Agreeing on the definition of disruptive risk was task #1 for the BRC, and discussing that definition is highly recommended as an exercise for all boards. Second, understanding how and why disruptive risks typically are not addressed by conventional ERM is also an important exercise, though conventional ERM is valuable to the board’s work so continuing to mature conventional ERM processes should not be sidelined. Third, once a commitment is made to oversee disruptive risk, the board should do a check-up on its governance practices.

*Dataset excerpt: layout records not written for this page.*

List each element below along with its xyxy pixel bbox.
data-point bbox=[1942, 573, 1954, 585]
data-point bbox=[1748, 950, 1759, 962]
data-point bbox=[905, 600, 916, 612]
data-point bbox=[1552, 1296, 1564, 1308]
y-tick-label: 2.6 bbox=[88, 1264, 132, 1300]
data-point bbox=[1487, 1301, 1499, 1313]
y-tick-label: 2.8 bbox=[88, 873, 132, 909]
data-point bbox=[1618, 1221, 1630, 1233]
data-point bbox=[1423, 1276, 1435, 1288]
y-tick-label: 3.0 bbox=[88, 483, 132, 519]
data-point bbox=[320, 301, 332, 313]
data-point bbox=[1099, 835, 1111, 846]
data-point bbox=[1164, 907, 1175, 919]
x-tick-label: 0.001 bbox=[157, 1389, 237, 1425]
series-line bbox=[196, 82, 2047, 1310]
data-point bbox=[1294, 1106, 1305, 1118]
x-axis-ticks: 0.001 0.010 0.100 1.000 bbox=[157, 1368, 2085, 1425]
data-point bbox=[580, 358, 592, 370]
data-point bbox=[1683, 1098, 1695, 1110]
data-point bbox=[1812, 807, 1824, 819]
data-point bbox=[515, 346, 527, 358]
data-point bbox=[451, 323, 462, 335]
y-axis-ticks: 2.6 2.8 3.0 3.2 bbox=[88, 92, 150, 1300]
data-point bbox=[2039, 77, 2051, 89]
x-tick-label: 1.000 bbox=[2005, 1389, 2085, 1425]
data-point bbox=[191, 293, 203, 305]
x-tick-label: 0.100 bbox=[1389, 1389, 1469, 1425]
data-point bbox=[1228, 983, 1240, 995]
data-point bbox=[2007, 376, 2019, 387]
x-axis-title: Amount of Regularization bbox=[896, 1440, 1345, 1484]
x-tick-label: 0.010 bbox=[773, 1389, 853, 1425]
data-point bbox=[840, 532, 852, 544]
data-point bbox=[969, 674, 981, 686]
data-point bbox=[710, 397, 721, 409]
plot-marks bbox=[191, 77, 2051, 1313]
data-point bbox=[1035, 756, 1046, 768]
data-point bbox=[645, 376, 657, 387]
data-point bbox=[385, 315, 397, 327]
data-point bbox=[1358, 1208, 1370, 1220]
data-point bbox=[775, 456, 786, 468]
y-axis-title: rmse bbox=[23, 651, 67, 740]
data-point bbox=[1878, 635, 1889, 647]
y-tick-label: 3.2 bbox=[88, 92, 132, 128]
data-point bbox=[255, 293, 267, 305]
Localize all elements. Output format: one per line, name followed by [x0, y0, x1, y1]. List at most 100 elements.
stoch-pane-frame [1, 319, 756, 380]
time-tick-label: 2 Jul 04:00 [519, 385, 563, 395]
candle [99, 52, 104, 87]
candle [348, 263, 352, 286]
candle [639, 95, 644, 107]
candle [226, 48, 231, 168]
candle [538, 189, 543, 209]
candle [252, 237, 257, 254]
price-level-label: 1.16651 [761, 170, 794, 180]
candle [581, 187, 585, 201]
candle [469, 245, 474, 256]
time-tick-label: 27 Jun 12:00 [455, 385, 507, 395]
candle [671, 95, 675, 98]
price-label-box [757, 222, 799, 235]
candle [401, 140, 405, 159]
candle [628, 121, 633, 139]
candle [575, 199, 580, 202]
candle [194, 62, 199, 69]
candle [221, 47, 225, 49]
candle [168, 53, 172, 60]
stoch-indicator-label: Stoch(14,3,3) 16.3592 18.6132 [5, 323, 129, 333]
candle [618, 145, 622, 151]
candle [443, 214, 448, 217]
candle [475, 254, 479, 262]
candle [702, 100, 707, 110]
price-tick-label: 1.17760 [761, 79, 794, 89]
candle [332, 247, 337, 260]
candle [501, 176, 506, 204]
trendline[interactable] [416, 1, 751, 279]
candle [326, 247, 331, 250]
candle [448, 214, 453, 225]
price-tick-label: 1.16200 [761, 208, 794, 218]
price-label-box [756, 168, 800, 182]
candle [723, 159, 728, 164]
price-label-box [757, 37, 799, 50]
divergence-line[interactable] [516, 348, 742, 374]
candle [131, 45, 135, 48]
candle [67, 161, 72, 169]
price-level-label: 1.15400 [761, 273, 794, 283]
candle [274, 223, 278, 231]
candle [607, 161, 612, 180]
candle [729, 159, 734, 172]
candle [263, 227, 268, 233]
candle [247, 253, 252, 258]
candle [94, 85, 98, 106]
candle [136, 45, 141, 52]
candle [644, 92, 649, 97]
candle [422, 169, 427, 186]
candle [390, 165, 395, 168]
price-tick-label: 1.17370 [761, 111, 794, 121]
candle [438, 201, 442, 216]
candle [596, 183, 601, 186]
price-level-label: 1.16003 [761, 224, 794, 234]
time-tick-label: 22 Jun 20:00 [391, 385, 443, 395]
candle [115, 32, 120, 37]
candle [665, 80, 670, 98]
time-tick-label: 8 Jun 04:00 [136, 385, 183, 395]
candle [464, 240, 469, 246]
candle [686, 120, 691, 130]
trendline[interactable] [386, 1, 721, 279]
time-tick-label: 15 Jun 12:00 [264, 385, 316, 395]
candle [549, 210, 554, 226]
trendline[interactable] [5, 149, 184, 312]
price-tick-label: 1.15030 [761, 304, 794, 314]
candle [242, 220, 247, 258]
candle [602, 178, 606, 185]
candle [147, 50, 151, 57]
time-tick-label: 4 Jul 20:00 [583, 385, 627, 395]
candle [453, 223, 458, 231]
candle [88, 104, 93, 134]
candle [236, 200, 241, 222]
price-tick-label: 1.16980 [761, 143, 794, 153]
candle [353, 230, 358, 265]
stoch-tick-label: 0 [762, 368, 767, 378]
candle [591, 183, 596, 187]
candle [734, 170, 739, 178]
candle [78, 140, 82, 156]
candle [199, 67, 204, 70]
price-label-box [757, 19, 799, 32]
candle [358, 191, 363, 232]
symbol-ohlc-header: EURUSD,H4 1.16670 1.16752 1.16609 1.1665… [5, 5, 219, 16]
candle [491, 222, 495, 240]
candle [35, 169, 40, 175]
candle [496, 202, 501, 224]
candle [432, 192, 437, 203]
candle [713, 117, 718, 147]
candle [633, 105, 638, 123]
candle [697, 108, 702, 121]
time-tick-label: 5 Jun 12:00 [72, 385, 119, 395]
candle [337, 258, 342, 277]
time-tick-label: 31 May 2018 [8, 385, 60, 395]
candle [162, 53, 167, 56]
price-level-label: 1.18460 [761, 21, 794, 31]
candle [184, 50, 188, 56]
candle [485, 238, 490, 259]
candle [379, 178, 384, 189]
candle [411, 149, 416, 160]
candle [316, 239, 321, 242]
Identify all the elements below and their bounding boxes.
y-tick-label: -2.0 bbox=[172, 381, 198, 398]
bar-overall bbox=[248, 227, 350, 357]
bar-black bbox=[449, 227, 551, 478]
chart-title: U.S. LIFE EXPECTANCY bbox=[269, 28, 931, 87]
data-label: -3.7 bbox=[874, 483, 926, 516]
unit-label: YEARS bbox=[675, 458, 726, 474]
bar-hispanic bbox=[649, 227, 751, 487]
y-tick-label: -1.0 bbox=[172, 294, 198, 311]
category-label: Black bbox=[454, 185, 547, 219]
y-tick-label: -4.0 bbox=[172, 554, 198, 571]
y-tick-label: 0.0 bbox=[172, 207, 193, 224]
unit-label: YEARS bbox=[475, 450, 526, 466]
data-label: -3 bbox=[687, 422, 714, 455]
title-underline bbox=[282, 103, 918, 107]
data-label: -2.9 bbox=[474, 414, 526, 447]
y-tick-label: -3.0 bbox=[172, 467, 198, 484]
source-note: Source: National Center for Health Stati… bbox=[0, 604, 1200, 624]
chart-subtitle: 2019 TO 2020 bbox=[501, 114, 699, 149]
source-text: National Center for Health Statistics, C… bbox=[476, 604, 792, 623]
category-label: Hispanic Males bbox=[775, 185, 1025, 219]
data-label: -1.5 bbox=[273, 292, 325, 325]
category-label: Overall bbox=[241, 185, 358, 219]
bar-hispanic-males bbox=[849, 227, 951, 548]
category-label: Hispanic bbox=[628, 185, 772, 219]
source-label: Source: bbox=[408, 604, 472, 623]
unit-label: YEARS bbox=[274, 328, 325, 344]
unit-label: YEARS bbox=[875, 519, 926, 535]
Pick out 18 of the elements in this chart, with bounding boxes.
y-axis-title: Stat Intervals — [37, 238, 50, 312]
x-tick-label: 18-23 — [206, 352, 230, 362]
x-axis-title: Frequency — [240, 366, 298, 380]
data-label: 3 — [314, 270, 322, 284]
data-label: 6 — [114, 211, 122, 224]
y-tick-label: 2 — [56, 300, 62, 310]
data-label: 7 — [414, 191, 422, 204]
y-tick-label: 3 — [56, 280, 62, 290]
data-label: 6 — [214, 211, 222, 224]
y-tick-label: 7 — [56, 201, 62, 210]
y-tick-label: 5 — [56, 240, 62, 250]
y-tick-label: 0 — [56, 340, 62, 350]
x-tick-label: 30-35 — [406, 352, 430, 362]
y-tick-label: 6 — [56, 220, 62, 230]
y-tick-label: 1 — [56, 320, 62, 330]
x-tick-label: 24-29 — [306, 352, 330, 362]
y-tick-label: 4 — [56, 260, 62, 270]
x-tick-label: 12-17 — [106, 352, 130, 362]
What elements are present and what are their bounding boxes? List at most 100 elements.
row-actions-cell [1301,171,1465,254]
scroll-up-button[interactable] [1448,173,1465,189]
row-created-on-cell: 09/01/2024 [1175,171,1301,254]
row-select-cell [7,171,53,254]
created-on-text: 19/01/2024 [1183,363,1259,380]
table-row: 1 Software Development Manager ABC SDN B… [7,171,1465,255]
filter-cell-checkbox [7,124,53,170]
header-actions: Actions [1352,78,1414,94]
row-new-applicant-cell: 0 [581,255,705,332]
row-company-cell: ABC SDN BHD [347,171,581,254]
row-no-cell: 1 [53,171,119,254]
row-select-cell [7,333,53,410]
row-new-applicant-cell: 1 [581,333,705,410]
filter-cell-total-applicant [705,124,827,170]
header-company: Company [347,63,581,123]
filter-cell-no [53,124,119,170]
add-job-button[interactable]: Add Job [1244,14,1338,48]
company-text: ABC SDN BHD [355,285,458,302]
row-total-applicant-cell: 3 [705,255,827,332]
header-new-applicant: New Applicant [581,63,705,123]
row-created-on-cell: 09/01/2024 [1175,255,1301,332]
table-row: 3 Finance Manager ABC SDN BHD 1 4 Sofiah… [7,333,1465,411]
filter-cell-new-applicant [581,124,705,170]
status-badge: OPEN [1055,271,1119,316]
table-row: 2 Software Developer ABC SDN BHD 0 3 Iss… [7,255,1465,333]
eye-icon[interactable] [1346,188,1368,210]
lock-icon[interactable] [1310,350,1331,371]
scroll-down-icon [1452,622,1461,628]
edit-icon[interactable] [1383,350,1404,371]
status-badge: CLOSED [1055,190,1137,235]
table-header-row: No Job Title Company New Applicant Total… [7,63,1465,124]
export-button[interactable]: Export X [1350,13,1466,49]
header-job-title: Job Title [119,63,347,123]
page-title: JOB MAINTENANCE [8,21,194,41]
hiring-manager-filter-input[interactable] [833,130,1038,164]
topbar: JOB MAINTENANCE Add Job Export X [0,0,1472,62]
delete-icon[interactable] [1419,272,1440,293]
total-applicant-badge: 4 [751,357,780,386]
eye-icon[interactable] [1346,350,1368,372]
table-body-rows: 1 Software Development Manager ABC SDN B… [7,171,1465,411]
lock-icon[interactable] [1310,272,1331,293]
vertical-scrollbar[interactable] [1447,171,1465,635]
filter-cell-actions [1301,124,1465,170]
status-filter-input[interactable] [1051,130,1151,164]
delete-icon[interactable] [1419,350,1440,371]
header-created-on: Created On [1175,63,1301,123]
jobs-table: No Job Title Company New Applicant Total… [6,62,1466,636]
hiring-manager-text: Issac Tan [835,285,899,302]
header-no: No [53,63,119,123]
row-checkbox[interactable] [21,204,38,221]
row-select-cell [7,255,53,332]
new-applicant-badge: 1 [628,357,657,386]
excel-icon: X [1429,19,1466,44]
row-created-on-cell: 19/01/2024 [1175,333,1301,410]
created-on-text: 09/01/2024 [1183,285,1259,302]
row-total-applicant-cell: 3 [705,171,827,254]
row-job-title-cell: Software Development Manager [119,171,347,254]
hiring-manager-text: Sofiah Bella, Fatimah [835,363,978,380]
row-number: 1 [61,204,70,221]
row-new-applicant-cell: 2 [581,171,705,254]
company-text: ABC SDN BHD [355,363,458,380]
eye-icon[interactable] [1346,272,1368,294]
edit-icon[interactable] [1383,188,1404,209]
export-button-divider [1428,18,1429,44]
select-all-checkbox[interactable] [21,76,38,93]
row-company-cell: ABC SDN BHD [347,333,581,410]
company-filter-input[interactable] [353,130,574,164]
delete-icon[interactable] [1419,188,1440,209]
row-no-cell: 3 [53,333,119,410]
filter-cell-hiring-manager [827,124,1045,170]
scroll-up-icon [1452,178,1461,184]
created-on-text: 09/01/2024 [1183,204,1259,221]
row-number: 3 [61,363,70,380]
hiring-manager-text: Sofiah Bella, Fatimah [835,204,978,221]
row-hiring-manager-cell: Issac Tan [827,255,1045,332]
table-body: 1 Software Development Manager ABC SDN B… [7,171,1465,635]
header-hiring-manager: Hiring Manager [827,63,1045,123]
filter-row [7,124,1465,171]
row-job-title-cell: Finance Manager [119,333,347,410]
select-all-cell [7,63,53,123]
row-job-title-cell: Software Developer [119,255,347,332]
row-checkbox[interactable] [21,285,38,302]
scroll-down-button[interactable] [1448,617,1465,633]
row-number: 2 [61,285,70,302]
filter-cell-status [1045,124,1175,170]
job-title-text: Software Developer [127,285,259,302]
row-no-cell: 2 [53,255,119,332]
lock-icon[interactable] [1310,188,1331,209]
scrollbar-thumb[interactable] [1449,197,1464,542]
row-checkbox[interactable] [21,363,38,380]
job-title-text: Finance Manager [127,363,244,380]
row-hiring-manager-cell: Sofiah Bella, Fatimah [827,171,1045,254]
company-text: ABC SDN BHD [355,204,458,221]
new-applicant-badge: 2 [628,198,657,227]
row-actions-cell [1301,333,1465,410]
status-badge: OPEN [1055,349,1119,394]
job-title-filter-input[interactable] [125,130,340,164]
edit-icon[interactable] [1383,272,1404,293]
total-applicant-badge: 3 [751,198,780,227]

The BRC helped to put a spotlight on a few governance practices that strengthen a board’s abilities in this work.
- culture: be frank in assessing if the board has the comfort with and courage to challenge itself and management on the range of disruptive tasks – including black swans, grey rhinos and white elephants; some helpful ‘red flags’ were identified that can frame the board’s discussion.
- skills: the gap discussed above suggests a need to boost skills of both management and the board, and there are a number of ways to accomplish that: for example, committing to the time to educate oneself, seeking outside advisors, tapping a wide range of info sources, and seeking ideas outside conventional industry lines.
- processes: no two boards are alike, but a healthy discussion of how to get started is important: the strongest recommendation was to make this a full board activity, tied to continuous strategy dialogs; a second program insight suggested tasking different management teams to address short term and long term risks so that a solid set of scenarios could be explored by the board.
In summary, the point was made that an organization cannot shield itself fully from being ‘hit’ by a disruptive risk – coming from within or outside the organization – but it can improve its chances of surviving one – by testing its resiliency – in all aspects of culture, strategy and operations.